Carbon blanched, picked at her food like she did when she was thinking. “Could we shut down several compartments and use the power saved to operate the AI at a fraction of its normal speed so the reactor isn’t necessary?”

He nodded, lost in thought for a moment. “That might work. I’m not sure about the heat dissipation, it will probably want to have the cooling system on no matter what we do, but I will look into it.”

“Good.” She went back to eating, clearly pleased at a possible solution. “How are your legs doing?”

“Better. The damage to the bone is completely repaired and it’s started to regrow the muscle and skin. Should be up and about next week.” Alex poked at the dessert item, a baked pudding he couldn’t pronounce without seeing the name. “As up as zero g allows, anyway.”

“That is good as well. I will need help resealing the drive plate soon. Speaking of that, I have my doubts about how long the single repaired drive will be able to safely propel us.”
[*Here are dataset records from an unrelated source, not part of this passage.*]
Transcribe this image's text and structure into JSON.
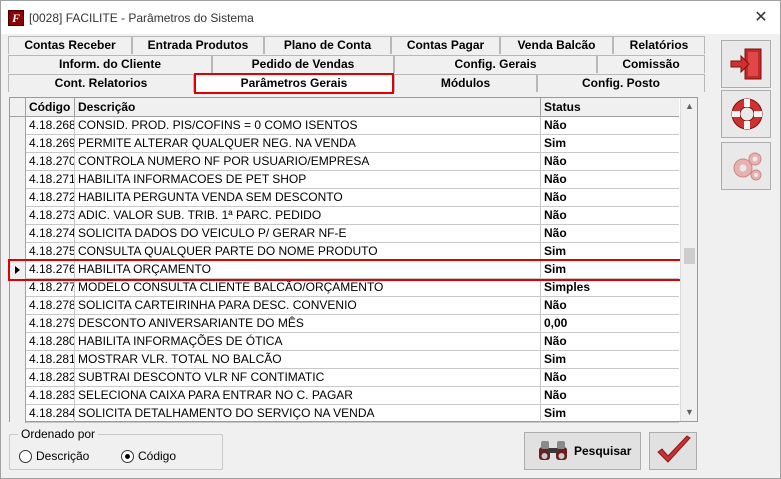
{
  "window": {
    "title": "[0028] FACILITE - Parâmetros do Sistema",
    "close_glyph": "✕"
  },
  "tabs": [
    {
      "label": "Contas Receber"
    },
    {
      "label": "Entrada Produtos"
    },
    {
      "label": "Plano de Conta"
    },
    {
      "label": "Contas Pagar"
    },
    {
      "label": "Venda Balcão"
    },
    {
      "label": "Relatórios"
    },
    {
      "label": "Inform. do Cliente"
    },
    {
      "label": "Pedido de Vendas"
    },
    {
      "label": "Config. Gerais"
    },
    {
      "label": "Comissão"
    },
    {
      "label": "Cont. Relatorios"
    },
    {
      "label": "Parâmetros Gerais",
      "active": true
    },
    {
      "label": "Módulos"
    },
    {
      "label": "Config. Posto"
    }
  ],
  "grid": {
    "columns": [
      "Código",
      "Descrição",
      "Status"
    ],
    "rows": [
      {
        "codigo": "4.18.268",
        "descricao": "CONSID. PROD. PIS/COFINS = 0 COMO ISENTOS",
        "status": "Não"
      },
      {
        "codigo": "4.18.269",
        "descricao": "PERMITE ALTERAR QUALQUER NEG. NA VENDA",
        "status": "Sim"
      },
      {
        "codigo": "4.18.270",
        "descricao": "CONTROLA NUMERO NF POR USUARIO/EMPRESA",
        "status": "Não"
      },
      {
        "codigo": "4.18.271",
        "descricao": "HABILITA INFORMACOES DE PET SHOP",
        "status": "Não"
      },
      {
        "codigo": "4.18.272",
        "descricao": "HABILITA PERGUNTA VENDA SEM DESCONTO",
        "status": "Não"
      },
      {
        "codigo": "4.18.273",
        "descricao": "ADIC. VALOR SUB. TRIB. 1ª PARC. PEDIDO",
        "status": "Não"
      },
      {
        "codigo": "4.18.274",
        "descricao": "SOLICITA DADOS DO VEICULO P/ GERAR NF-E",
        "status": "Não"
      },
      {
        "codigo": "4.18.275",
        "descricao": "CONSULTA QUALQUER PARTE DO NOME PRODUTO",
        "status": "Sim"
      },
      {
        "codigo": "4.18.276",
        "descricao": "HABILITA ORÇAMENTO",
        "status": "Sim",
        "selected": true
      },
      {
        "codigo": "4.18.277",
        "descricao": "MODELO CONSULTA CLIENTE BALCÃO/ORÇAMENTO",
        "status": "Simples"
      },
      {
        "codigo": "4.18.278",
        "descricao": "SOLICITA CARTEIRINHA PARA DESC. CONVENIO",
        "status": "Não"
      },
      {
        "codigo": "4.18.279",
        "descricao": "DESCONTO ANIVERSARIANTE DO MÊS",
        "status": "0,00"
      },
      {
        "codigo": "4.18.280",
        "descricao": "HABILITA INFORMAÇÕES DE ÓTICA",
        "status": "Não"
      },
      {
        "codigo": "4.18.281",
        "descricao": "MOSTRAR VLR. TOTAL NO BALCÃO",
        "status": "Sim"
      },
      {
        "codigo": "4.18.282",
        "descricao": "SUBTRAI DESCONTO VLR NF CONTIMATIC",
        "status": "Não"
      },
      {
        "codigo": "4.18.283",
        "descricao": "SELECIONA CAIXA PARA ENTRAR NO C. PAGAR",
        "status": "Não"
      },
      {
        "codigo": "4.18.284",
        "descricao": "SOLICITA DETALHAMENTO DO SERVIÇO NA VENDA",
        "status": "Sim"
      }
    ]
  },
  "ordering": {
    "legend": "Ordenado por",
    "options": [
      "Descrição",
      "Código"
    ],
    "selected": "Código"
  },
  "buttons": {
    "search_label": "Pesquisar",
    "exit_icon": "exit-door-icon",
    "help_icon": "lifebuoy-icon",
    "settings_icon": "gears-icon",
    "confirm_icon": "checkmark-icon"
  },
  "colors": {
    "highlight": "#e00000",
    "confirm": "#c83030"
  }
}
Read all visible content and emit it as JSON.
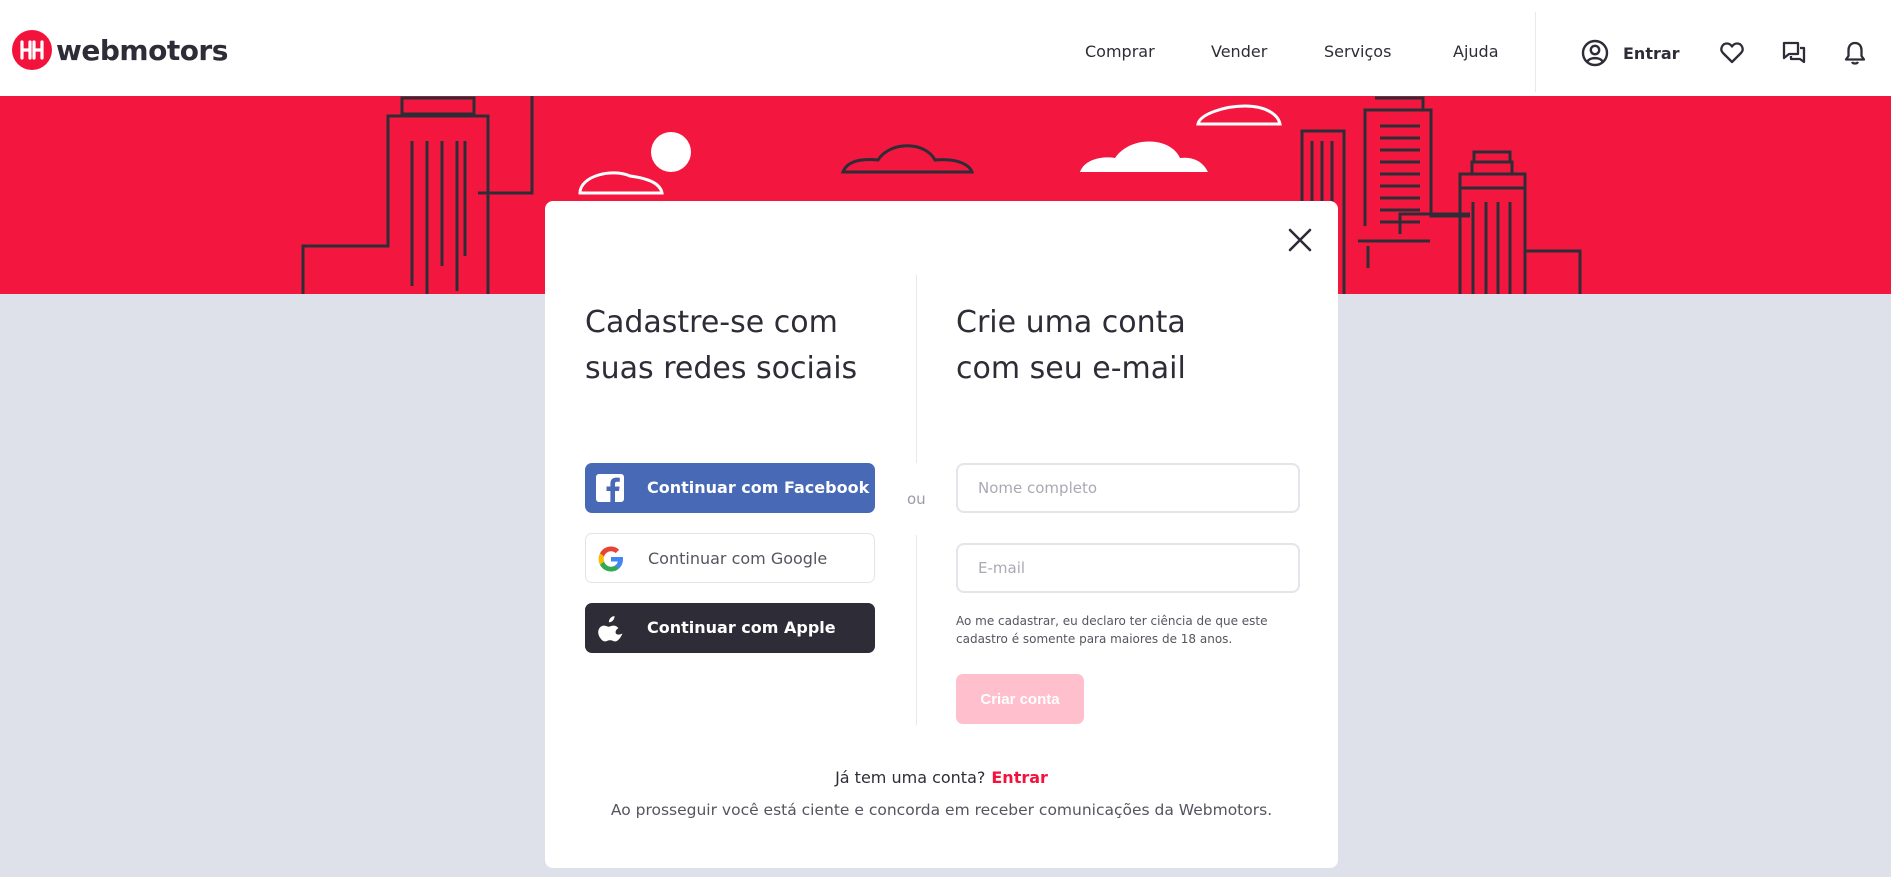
{
  "brand": {
    "name": "webmotors",
    "accent": "#f3123c",
    "dark": "#2e2d37"
  },
  "header": {
    "nav": [
      "Comprar",
      "Vender",
      "Serviços",
      "Ajuda"
    ],
    "login_label": "Entrar",
    "icons": [
      "user-circle-icon",
      "heart-icon",
      "chat-icon",
      "bell-icon"
    ]
  },
  "modal": {
    "social_title_line1": "Cadastre-se com",
    "social_title_line2": "suas redes sociais",
    "email_title_line1": "Crie uma conta",
    "email_title_line2": "com seu e-mail",
    "or_label": "ou",
    "facebook_label": "Continuar com Facebook",
    "google_label": "Continuar com Google",
    "apple_label": "Continuar com Apple",
    "name_placeholder": "Nome completo",
    "email_placeholder": "E-mail",
    "disclaimer": "Ao me cadastrar, eu declaro ter ciência de que este cadastro é somente para maiores de 18 anos.",
    "create_label": "Criar conta",
    "have_account": "Já tem uma conta?",
    "login_link": "Entrar",
    "consent": "Ao prosseguir você está ciente e concorda em receber comunicações da Webmotors."
  }
}
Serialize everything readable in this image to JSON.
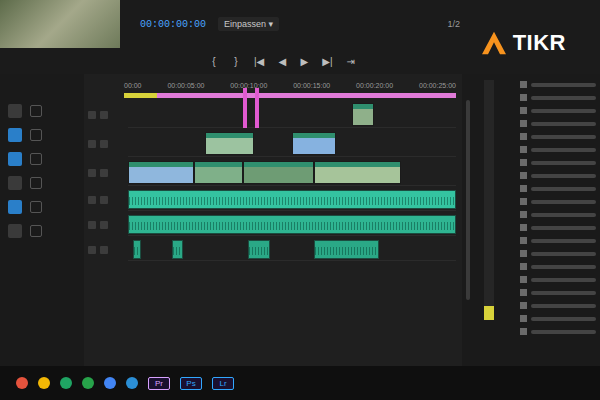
{
  "logo": {
    "text": "TIKR"
  },
  "program": {
    "timecode": "00:00:00:00",
    "fit": "Einpassen",
    "fit_arrow": "▾",
    "ratio": "1/2"
  },
  "transport": [
    "{",
    "}",
    "|◀",
    "◀",
    "▶",
    "▶|",
    "⇥"
  ],
  "tools": [
    {
      "selected": false
    },
    {
      "selected": true
    },
    {
      "selected": true
    },
    {
      "selected": false
    },
    {
      "selected": true
    },
    {
      "selected": false
    }
  ],
  "ruler": [
    "00:00",
    "00:00:05:00",
    "00:00:10:00",
    "00:00:15:00",
    "00:00:20:00",
    "00:00:25:00"
  ],
  "work_area": {
    "start": 3,
    "end": 30
  },
  "markers": [
    {
      "time": 10.5
    },
    {
      "time": 11.6
    }
  ],
  "tracks": [
    {
      "kind": "video",
      "clips": [
        {
          "start": 20.5,
          "end": 22.5,
          "color": "#8fb08a"
        }
      ]
    },
    {
      "kind": "video",
      "clips": [
        {
          "start": 7,
          "end": 11.5,
          "color": "#9cc3a0"
        },
        {
          "start": 15,
          "end": 19,
          "color": "#86b2e0"
        }
      ]
    },
    {
      "kind": "video",
      "clips": [
        {
          "start": 0,
          "end": 6,
          "color": "#8fb7dd"
        },
        {
          "start": 6,
          "end": 10.5,
          "color": "#7fb089"
        },
        {
          "start": 10.5,
          "end": 17,
          "color": "#6e9c74"
        },
        {
          "start": 17,
          "end": 25,
          "color": "#a6c49a"
        }
      ]
    },
    {
      "kind": "audio",
      "clips": [
        {
          "start": 0,
          "end": 30,
          "color": "#34c3a0"
        }
      ]
    },
    {
      "kind": "audio",
      "clips": [
        {
          "start": 0,
          "end": 30,
          "color": "#2fb592"
        }
      ]
    },
    {
      "kind": "audio",
      "clips": [
        {
          "start": 0.5,
          "end": 1.2,
          "color": "#2aa886"
        },
        {
          "start": 4,
          "end": 5,
          "color": "#2aa886"
        },
        {
          "start": 11,
          "end": 13,
          "color": "#2aa886"
        },
        {
          "start": 17,
          "end": 23,
          "color": "#2aa886"
        }
      ]
    }
  ],
  "meter": {
    "level": 0.06
  },
  "taskbar": [
    {
      "kind": "dot",
      "label": "",
      "color": "#e5533d"
    },
    {
      "kind": "dot",
      "label": "",
      "color": "#f2b705"
    },
    {
      "kind": "dot",
      "label": "",
      "color": "#1fa463"
    },
    {
      "kind": "dot",
      "label": "",
      "color": "#27a34a"
    },
    {
      "kind": "dot",
      "label": "",
      "color": "#4285f4"
    },
    {
      "kind": "dot",
      "label": "",
      "color": "#2b8fd6"
    },
    {
      "kind": "app",
      "label": "Pr",
      "color": "#d8a1ff"
    },
    {
      "kind": "app",
      "label": "Ps",
      "color": "#31a8ff"
    },
    {
      "kind": "app",
      "label": "Lr",
      "color": "#31a8ff"
    }
  ]
}
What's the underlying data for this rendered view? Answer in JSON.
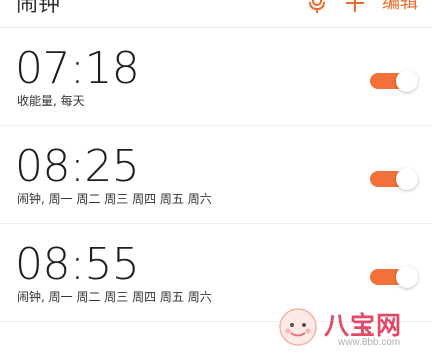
{
  "header": {
    "title": "闹钟",
    "edit_label": "编辑",
    "accent_color": "#f06a2a",
    "icons": [
      "microphone-icon",
      "plus-icon"
    ]
  },
  "alarms": [
    {
      "time": "07:18",
      "subtitle": "收能量, 每天",
      "enabled": true
    },
    {
      "time": "08:25",
      "subtitle": "闹钟, 周一 周二 周三 周四 周五 周六",
      "enabled": true
    },
    {
      "time": "08:55",
      "subtitle": "闹钟, 周一 周二 周三 周四 周五 周六",
      "enabled": true
    }
  ],
  "toggle_color": "#f2703a",
  "watermark": {
    "text": "八宝网",
    "url": "www.8bb.com"
  }
}
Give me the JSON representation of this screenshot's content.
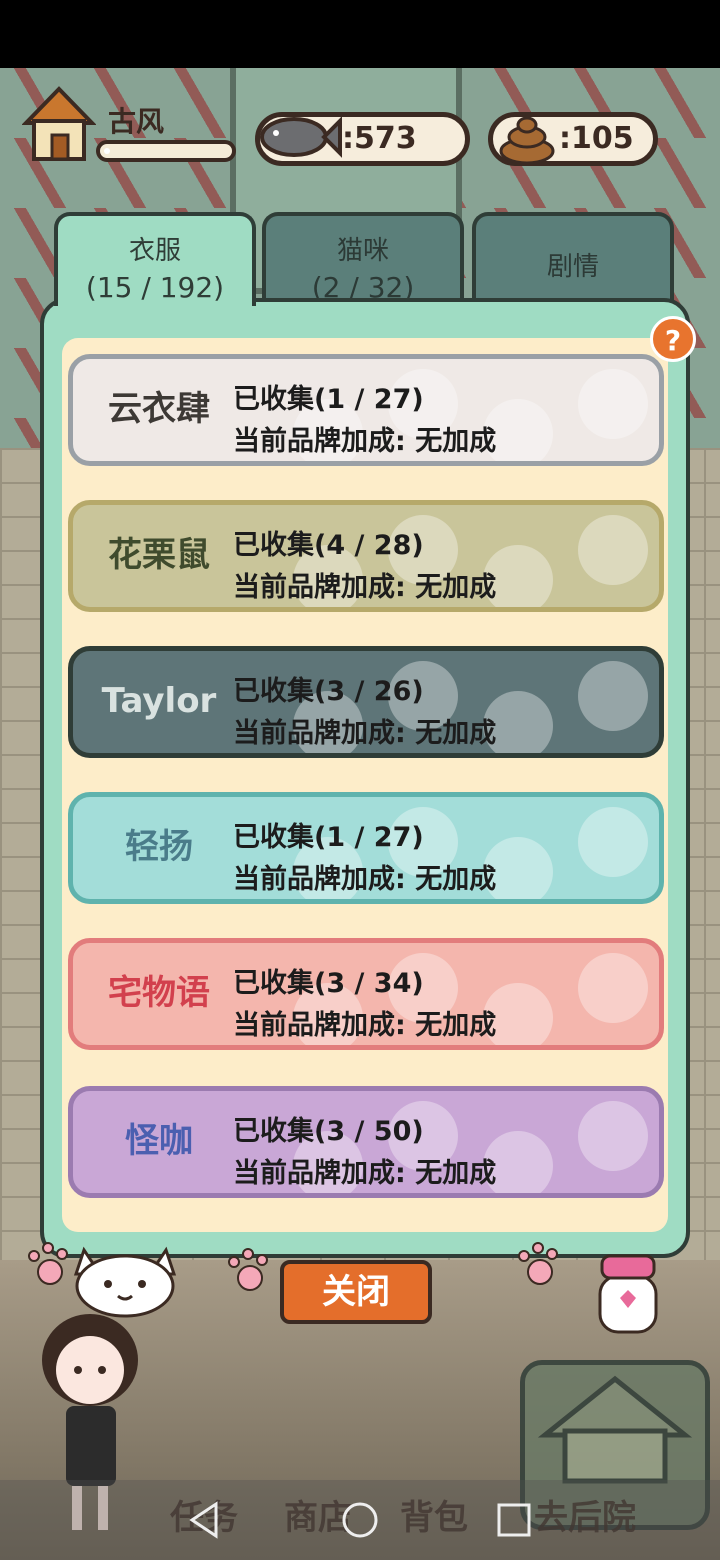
{
  "hud": {
    "player_name": "古风",
    "xp_fraction": 0.05,
    "fish_count": ":573",
    "poop_count": ":105"
  },
  "tabs": [
    {
      "label": "衣服",
      "count": "(15 / 192)",
      "active": true
    },
    {
      "label": "猫咪",
      "count": "(2 / 32)",
      "active": false
    },
    {
      "label": "剧情",
      "count": "",
      "active": false
    }
  ],
  "help_label": "?",
  "brands": [
    {
      "logo": "云衣肆",
      "collected": "已收集(1 / 27)",
      "bonus": "当前品牌加成: 无加成",
      "bg": "#efe9e6",
      "border": "#9aa0a6",
      "logo_color": "#3d3935"
    },
    {
      "logo": "花栗鼠",
      "collected": "已收集(4 / 28)",
      "bonus": "当前品牌加成: 无加成",
      "bg": "#c9c59a",
      "border": "#b6a96a",
      "logo_color": "#3f4b2d"
    },
    {
      "logo": "Taylor",
      "collected": "已收集(3 / 26)",
      "bonus": "当前品牌加成: 无加成",
      "bg": "#5e7578",
      "border": "#2f3d37",
      "logo_color": "#d9e2e0"
    },
    {
      "logo": "轻扬",
      "collected": "已收集(1 / 27)",
      "bonus": "当前品牌加成: 无加成",
      "bg": "#a3ddd9",
      "border": "#5fb3ad",
      "logo_color": "#4a7c8a"
    },
    {
      "logo": "宅物语",
      "collected": "已收集(3 / 34)",
      "bonus": "当前品牌加成: 无加成",
      "bg": "#f4b6ad",
      "border": "#e27c7c",
      "logo_color": "#d2404d"
    },
    {
      "logo": "怪咖",
      "collected": "已收集(3 / 50)",
      "bonus": "当前品牌加成: 无加成",
      "bg": "#c9a7d6",
      "border": "#9b7bb0",
      "logo_color": "#4b5fb0"
    }
  ],
  "close_label": "关闭",
  "bottom_nav": {
    "task": "任务",
    "shop": "商店",
    "bag": "背包",
    "backyard": "去后院"
  }
}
“Is it at least twenty four light years?”

She glanced up at him, talking around a mouthful of food. “I was going to suggest under a hundred, just to be safe. That seems like it is very specific.”

“It is. I found a Thackeray’s Globule just a bit over twenty three and a half light years from here. Real dusty, and SAPRAM readings in it fluctuate wildly. It would be impossible for a pursuer to tell where we went in it, and that’s even assuming the Eohm would try to follow once we leave the system. They have been known to track for quite some distance, but even if they do it won’t be any significant number of ships - they won’t leave a mining operation undefended.”

She smiled, perhaps with a touch of pride. “Very nice, Alex. That sounds like it will be perfect.”